It might be interesting to compare your results with reference data
from the cell manufacturer. For example, the datasheet for the
ubiquitous Duracell Alkaline-Manganese AA shows 120 m-Ohm at 1kHz:

http://www.duracell.com/oem/Pdf/MN1500.pdf

Why would they reference a frequency rather than DC in their chart?

 

[Joe]

"John Popelish" <jpopelish@rica.net> wrote in message
news:403EB73E.E2B1A813@rica.net...

Joe wrote:

Thank you for the reply. I am not sure what is meant by recommended
maximum
current. I have a battery chart that shows the mAH for different types
of
batteries at a certain current drain value, eg, for AA alkaline
manganese
dioxide batteries, the chart shows 2000mAH at a typical drain of 50mA.
Is that what I use (50mA)?

That is a reasonable load, especially if it is close to what your
future load will be. You might measure the voltage of the pack before
during and after applying that load, and average the before and after
as the unloaded voltage. Subtract the loaded voltage from that
average and divide that difference by the load current (in amperes,
.05 in this case) to calculate the approximate battery resistance.
--
John Popelish

Thanks John, I measured a rechargeable 9V (actually 7.2Volt) NiMH battery
to start with.

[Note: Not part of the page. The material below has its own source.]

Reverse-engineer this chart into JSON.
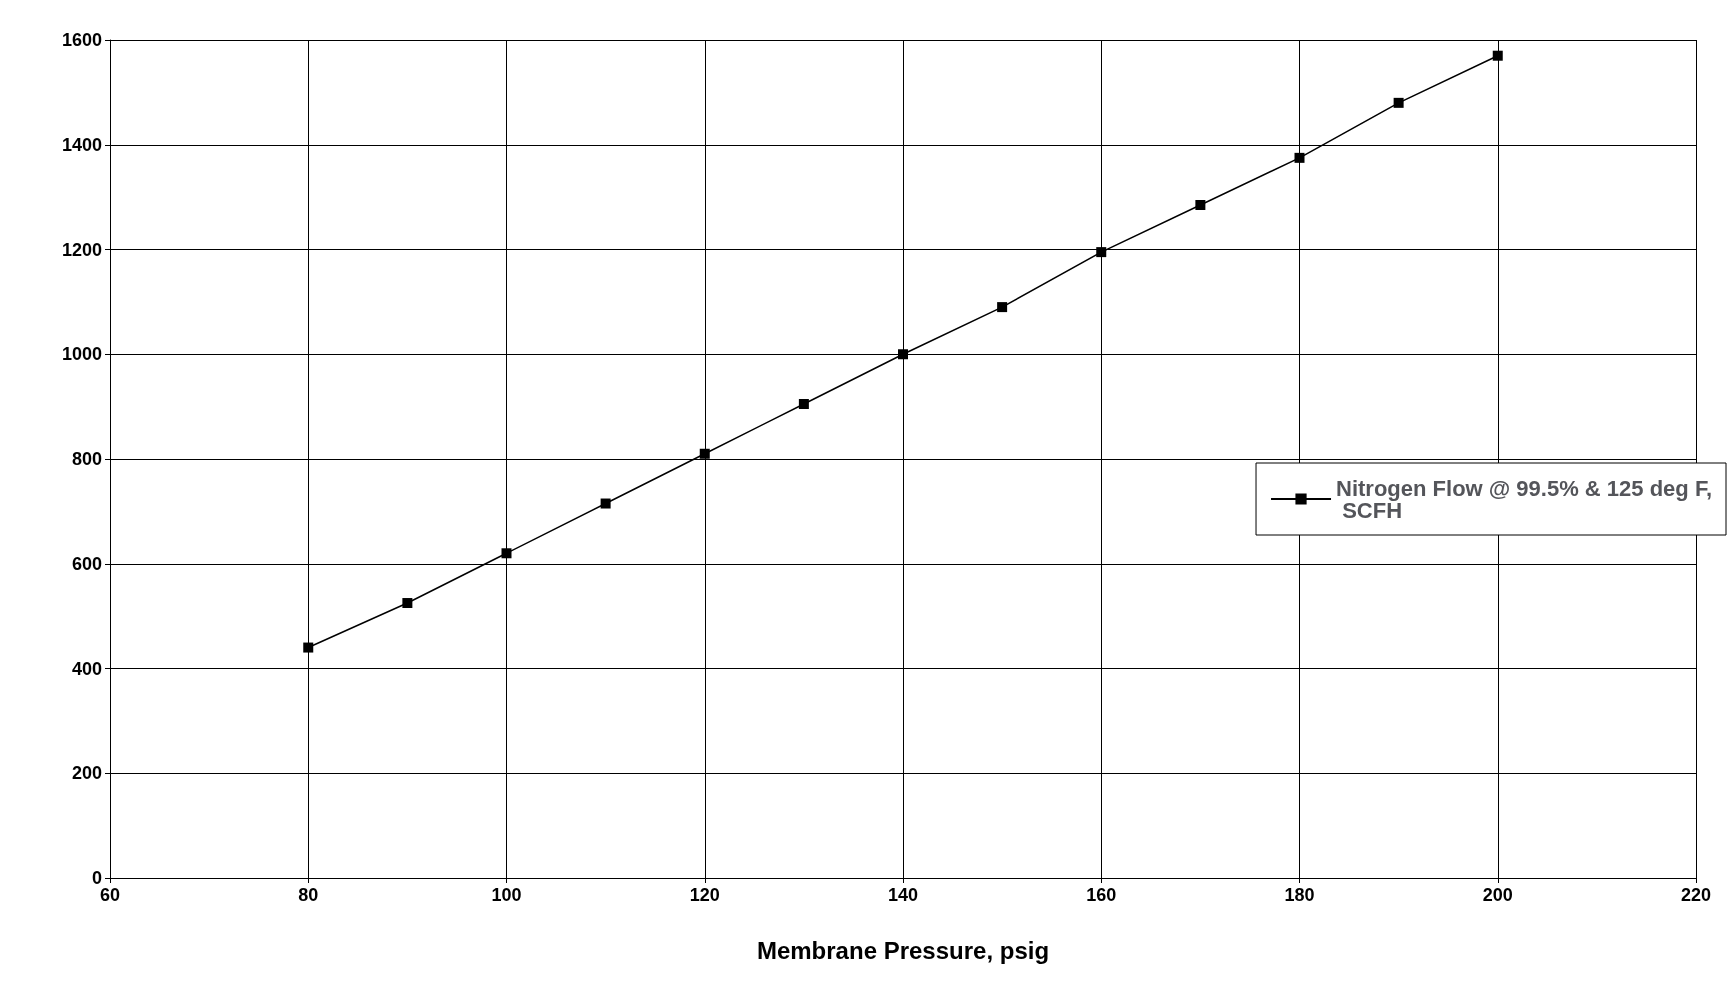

I came up with about 6ohms. Is that about what you would
expect? I measured it with 70mA (approx 100 ohm) load. It is not fully
charged for probly a month or so, just been sitting on my bench, but it has
not been used much either.

I am going to be using a 12volt lawnmower battery to power one of my
projects and that is on the charger right now, so I can measure it when it
is at full charge and keep track of it as it discharges.

Joe

 

[Joe]

"Costas Vlachos" <c-X-vlachos@hot-X-mail.com> wrote in message
news:c1nlbi$5rj$1@sparta.btinternet.com...

"Joe" <nuisancewildlife@nospamearthlink.net> wrote in message
news:3ny%b.23628$hm4.20414@newsread3.news.atl.earthlink.net...

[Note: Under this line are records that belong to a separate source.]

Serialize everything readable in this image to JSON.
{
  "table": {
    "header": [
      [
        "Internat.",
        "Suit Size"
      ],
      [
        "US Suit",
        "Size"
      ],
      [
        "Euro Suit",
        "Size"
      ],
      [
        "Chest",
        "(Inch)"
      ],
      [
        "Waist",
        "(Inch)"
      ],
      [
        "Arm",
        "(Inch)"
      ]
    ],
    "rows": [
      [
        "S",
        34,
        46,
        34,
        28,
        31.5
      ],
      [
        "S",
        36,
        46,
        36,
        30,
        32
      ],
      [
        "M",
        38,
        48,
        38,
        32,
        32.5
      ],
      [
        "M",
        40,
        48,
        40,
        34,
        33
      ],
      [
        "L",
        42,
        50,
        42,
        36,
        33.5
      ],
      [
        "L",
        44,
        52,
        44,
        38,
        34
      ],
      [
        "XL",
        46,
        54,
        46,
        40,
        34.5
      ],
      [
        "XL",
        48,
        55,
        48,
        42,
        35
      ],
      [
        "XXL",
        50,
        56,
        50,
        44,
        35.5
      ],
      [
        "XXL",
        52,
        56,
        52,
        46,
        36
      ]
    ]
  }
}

"Costas Vlachos" <c-X-vlachos@hot-X-mail.com> wrote in message
news:c1jfor$fgl$1@titan.btinternet.com...

Measure the battery's voltage without any load. Call this value V1.
Connect an external load resistor across the battery and measure the
battery's new voltage and the current flowing through the load. Call
these values V2 and I. The battery's internal resistance is given by:

Ri = (V1 - V2) / I

Make sure you use a resistor that generates enough current to cause a
significant drop in the battery's voltage.

This assumes a battery model consisting of an ideal voltage source and
a
resistor. For a more accurate measurement you'll need to plot a graph
of
battery voltage vs. load current and evaluate the slope of the graph
at
the operating point you need.

cheers,
Costas
snip

Thank you Costas, a significant drop in battery voltage, like maybe it
will drop the voltage by one half? Would that be enough?

Thanks,
Joe


One half sounds a bit too much. How about setting the current to the
nominal
current of your circuit? That would give you a more accurate Rin
masurement
as the relationship may not be linear depending on the type of battery,
etc.

Costas

Hi Costas,

I did that and came up with about 6ohms for a rechargeable NiMH (7.2V). I am
using a different battery for my application so I will measure that one
when it is fully charged and possibly plot the values for a learning
experience. Thanks for the tip

Joe

 

[Joe]

"David Wood" <davidwood911@yahoo.com> wrote in message
news:90c30deb.0402271649.203bd1f9@posting.google.com...

It might be interesting to compare your results with reference data
from the cell manufacturer. For example, the datasheet for the
ubiquitous Duracell Alkaline-Manganese AA shows 120 m-Ohm at 1kHz:

http://www.duracell.com/oem/Pdf/MN1500.pdf

Why would they reference a frequency rather than DC in their chart?

Hi David,

I was wondering that myself. I went to the site, thanks for the link. The
graphs they show are very instructive, but I don't know what's up with the
impedance at 1Khz, maybe someone else on this forum can explain it...

Joe

 

[John Popelish]

"Joe" <nuisancewildlife@nospamearthlink.net> wrote in message news:<xIR%b.25019$hm4.7789@newsread3.news.atl.earthlink.net>...

Thanks John, I measured a rechargeable 9V (actually 7.2Volt) NiMH battery
to start with. I came up with about 6ohms.

That sounds quite reasonable to me. That would correspond to a >1 amp
short circuit current.

Is that about what you would
expect? I measured it with 70mA (approx 100 ohm) load. It is not fully
charged for probly a month or so, just been sitting on my bench, but it has
not been used much either.

I am going to be using a 12volt lawnmower battery to power one of my
projects and that is on the charger right now, so I can measure it when it
is at full charge and keep track of it as it discharges.

That one should measure well under and ohm.

--
John Popelish